To reverse this trend, last year the Science and Technology Committee moved eight bills to spur the development of new energy technologies. These were ultimately included in H.R. 6, the Energy Independence and Security Act (PL 110-140). In addition to research in technologies to harness the energy from the sun, geothermal heat, and ocean waves, carbon capture and storage technologies, energy storage technologies, and energy efficiency research, the act included the Biofuels Research and Development Enhancement Act (H.R. 2773), which will develop the next generation of biofuels using cellulosic materials rather than food-based crops.
I am also encouraged that the House fiscal 2009 appropriations bill provides $15 million for startup costs for the Advanced Research Projects Agency-Energy. ARPA-E will apply to energy research the highly successful DARPA model, which gave the Department of Defense breakthroughs like stealth technology, GPS and the Internet. It will bring together the best and the brightest from industry, national labs and academia to pursue high-risk, high-reward research in a nonbureaucratic agency. I am optimistic that the next president will make this research a priority and fully fund the agency at $300 million.

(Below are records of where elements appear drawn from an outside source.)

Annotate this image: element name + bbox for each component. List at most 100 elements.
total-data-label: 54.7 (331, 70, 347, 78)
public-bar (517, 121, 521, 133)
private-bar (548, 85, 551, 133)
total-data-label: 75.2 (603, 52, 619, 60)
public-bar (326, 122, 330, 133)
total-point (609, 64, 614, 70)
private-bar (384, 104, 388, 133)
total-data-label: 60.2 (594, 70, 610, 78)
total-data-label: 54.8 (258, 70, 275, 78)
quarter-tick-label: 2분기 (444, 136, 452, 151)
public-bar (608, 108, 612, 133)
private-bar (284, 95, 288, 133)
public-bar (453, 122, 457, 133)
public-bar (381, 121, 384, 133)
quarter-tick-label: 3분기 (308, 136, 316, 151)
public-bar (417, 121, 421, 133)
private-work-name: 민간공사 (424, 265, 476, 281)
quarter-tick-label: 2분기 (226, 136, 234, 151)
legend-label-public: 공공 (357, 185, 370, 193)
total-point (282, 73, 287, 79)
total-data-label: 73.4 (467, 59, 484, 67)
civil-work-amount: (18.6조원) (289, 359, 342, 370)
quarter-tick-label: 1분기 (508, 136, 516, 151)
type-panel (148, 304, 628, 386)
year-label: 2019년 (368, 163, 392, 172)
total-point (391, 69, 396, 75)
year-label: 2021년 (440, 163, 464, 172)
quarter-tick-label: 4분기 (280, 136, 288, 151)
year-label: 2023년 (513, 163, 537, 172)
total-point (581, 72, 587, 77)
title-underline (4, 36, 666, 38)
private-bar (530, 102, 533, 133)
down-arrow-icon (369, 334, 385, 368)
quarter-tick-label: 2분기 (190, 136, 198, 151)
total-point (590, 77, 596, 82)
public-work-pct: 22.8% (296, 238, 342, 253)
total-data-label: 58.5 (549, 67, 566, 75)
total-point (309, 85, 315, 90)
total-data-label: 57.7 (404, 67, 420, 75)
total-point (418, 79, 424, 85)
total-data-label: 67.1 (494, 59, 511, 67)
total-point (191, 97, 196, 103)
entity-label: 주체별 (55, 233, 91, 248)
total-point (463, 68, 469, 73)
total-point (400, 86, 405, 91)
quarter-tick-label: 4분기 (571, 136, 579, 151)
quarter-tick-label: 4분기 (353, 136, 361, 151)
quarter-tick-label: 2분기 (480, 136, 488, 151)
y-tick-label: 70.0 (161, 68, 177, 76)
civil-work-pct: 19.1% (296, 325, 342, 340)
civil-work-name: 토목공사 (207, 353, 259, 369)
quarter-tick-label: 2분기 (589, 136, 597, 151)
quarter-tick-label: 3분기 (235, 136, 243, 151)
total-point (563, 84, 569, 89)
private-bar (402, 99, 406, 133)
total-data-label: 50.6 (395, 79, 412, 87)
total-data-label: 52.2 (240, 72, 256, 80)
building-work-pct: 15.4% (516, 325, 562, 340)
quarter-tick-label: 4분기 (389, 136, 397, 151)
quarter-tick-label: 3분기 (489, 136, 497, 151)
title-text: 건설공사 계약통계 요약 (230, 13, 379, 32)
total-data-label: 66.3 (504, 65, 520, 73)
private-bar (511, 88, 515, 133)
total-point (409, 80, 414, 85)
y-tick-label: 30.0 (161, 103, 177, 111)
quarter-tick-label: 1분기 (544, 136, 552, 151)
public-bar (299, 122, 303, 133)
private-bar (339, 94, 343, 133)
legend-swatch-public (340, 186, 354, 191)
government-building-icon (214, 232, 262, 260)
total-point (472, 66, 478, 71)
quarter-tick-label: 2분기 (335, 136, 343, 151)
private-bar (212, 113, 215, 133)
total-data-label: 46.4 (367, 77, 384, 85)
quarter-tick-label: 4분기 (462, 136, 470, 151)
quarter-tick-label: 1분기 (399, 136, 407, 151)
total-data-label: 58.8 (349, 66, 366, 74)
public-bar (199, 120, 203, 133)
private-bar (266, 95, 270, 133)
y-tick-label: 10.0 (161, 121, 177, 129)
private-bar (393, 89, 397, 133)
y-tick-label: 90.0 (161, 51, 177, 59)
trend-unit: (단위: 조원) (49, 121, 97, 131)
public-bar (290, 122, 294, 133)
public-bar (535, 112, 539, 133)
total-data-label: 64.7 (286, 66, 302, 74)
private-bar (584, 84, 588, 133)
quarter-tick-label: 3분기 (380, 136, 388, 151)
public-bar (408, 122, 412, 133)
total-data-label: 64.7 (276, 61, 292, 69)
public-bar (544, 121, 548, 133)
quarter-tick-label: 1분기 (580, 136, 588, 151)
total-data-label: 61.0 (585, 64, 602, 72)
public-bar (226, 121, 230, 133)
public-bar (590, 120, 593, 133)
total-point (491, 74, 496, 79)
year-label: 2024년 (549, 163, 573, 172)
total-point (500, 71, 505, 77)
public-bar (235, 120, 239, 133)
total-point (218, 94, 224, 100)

ARPA-E could be the technological bridge to, for example, new microorganisms that quickly and cheaply break cellulose into starch, or even straight into fuel. Or maybe the future is energy storage devices for electric cars that reduce the need for liquid fuels altogether.
In the midst of all these questions, the clear thing is that the solutions to the major challenges facing the U.S. right now will come from science and technology. We need technological breakthroughs, not just incremental change.
And the right breakthrough or breakthroughs could meet all of our needs: preventing and reversing climate change, meeting our growing energy needs, and fostering a vibrant new sector of the U.S. economy.
We just need the will to see it through.
Rep. Bart Gordon (D-Tenn.) is chairman of the Science and Technology Committee.